Local government units (LGUs) experienced a particularly stark standstill, utilizing a minuscule 0.1% of their allocations. This near-total inactivity, coupled with a 30% utilization rate for the Metropolitan Manila Development Authority, points to a systemic issue hindering funds from reaching crucial local initiatives.

Experts suggest the delay in approving the 2026 General Appropriations Act (GAA) is a primary driver of this sluggish start. Without a finalized budget, agencies were hampered in their ability to commit to projects and initiate spending, mirroring a similar slowdown observed in 2019 when LGU disbursements were equally low in January.

However, the issue extends beyond timing. Analysts question whether ongoing efforts to streamline spending – including cash-based budgeting and early procurement policies – are truly enhancing efficiency or inadvertently creating new obstacles. The persistent low rates, even after pandemic-related disruptions, cast doubt on the effectiveness of these reforms.

Concerns about potential corruption also linger, stemming from past issues with infrastructure projects. While the recently signed budget incorporates improved governance standards, a cautious approach to spending remains, potentially contributing to the initial slowdown.

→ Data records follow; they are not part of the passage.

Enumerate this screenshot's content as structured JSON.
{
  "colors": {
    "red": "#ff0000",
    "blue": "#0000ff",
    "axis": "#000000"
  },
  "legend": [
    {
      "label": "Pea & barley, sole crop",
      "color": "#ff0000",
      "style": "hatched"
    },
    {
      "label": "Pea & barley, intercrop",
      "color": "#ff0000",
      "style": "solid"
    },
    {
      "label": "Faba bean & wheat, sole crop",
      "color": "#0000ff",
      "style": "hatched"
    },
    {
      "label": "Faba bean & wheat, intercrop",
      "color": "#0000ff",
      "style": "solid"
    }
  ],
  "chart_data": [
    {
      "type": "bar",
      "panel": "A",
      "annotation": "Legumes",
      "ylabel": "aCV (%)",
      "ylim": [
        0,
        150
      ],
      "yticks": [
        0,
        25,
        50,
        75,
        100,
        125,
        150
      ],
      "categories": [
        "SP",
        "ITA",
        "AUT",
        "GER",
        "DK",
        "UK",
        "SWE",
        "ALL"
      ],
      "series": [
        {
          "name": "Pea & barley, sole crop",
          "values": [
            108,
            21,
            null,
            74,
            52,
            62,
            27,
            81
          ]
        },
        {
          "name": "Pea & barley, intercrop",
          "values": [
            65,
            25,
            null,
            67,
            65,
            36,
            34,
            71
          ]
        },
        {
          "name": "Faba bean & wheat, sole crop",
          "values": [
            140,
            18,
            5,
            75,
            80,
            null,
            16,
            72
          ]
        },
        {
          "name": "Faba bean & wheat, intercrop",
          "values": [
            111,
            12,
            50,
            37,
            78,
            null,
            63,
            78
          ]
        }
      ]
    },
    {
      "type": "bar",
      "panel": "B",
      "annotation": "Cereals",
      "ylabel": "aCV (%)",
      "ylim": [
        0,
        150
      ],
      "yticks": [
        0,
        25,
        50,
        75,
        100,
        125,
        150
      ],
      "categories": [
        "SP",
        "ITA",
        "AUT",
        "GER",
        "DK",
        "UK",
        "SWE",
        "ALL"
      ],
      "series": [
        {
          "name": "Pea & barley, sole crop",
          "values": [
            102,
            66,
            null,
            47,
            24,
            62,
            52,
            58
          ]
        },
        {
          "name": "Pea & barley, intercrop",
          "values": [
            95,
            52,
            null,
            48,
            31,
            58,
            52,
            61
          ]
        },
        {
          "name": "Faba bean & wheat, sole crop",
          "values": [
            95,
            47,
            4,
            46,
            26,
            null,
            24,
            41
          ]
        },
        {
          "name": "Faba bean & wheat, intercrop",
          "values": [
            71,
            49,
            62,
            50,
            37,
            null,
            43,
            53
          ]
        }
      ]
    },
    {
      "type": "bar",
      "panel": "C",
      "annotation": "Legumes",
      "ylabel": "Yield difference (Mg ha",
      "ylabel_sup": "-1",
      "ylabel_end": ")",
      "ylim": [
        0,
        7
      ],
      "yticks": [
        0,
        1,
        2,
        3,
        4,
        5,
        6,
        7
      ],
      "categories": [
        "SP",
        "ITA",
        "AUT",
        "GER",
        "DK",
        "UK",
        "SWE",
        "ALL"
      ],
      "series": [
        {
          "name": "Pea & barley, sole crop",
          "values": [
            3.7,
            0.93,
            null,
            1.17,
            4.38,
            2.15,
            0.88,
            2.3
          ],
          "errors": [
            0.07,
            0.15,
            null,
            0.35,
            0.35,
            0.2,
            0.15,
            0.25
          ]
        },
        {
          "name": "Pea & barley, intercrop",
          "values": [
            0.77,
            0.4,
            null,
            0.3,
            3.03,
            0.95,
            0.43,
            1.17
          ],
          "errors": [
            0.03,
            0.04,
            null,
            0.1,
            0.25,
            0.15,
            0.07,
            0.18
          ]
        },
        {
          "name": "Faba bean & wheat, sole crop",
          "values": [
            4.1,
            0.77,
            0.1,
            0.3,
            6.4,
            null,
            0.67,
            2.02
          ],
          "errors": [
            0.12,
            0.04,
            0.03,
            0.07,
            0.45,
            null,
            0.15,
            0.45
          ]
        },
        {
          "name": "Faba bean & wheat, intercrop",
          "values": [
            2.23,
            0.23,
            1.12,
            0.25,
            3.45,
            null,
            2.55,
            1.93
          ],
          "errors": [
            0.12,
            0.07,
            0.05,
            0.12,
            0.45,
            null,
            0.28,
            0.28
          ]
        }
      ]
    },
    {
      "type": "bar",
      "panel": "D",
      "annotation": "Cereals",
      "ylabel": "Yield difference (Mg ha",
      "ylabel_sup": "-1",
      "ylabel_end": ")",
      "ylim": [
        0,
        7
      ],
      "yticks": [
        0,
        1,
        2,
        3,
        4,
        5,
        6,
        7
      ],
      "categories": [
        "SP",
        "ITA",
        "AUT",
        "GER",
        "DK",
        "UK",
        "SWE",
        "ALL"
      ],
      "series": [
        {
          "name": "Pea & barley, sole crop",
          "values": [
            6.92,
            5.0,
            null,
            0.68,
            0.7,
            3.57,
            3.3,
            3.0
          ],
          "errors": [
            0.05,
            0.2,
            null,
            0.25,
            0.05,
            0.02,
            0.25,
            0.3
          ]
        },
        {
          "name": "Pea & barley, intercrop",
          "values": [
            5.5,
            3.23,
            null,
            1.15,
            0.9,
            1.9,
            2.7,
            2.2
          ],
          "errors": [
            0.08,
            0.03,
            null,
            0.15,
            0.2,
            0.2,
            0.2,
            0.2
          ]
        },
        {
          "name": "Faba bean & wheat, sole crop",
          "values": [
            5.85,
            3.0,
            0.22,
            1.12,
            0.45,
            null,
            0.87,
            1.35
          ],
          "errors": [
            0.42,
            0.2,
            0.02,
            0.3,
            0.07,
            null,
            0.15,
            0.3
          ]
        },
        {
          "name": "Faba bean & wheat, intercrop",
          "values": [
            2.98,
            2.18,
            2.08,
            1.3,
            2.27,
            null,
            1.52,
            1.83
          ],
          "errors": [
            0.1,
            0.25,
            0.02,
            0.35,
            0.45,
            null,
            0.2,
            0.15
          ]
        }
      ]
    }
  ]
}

This hesitancy underscores a desire to ensure accountability and prevent misuse of public funds.

Despite the concerning figures, some economists maintain a measured perspective. They point out that January often represents a period of normalization after the holiday season, with a natural dip in spending activity. A utilization rate of 42.2%, while significantly lower, isn’t necessarily cause for alarm, as spending typically accelerates in subsequent months.

Nevertheless, the need for improvement is clear. Departments consistently demonstrating low January performance must prioritize strengthening their capacity to absorb and effectively deploy funds, ensuring timely delivery of essential public services. A thorough evaluation of current spending reforms is crucial to determine their true impact and identify areas for optimization.

The coming months will be critical in determining whether this January slowdown is a temporary anomaly or a sign of deeper systemic challenges. Close monitoring of budget utilization trends will be essential to ensure that public funds are used efficiently and effectively to drive economic growth and improve the lives of citizens.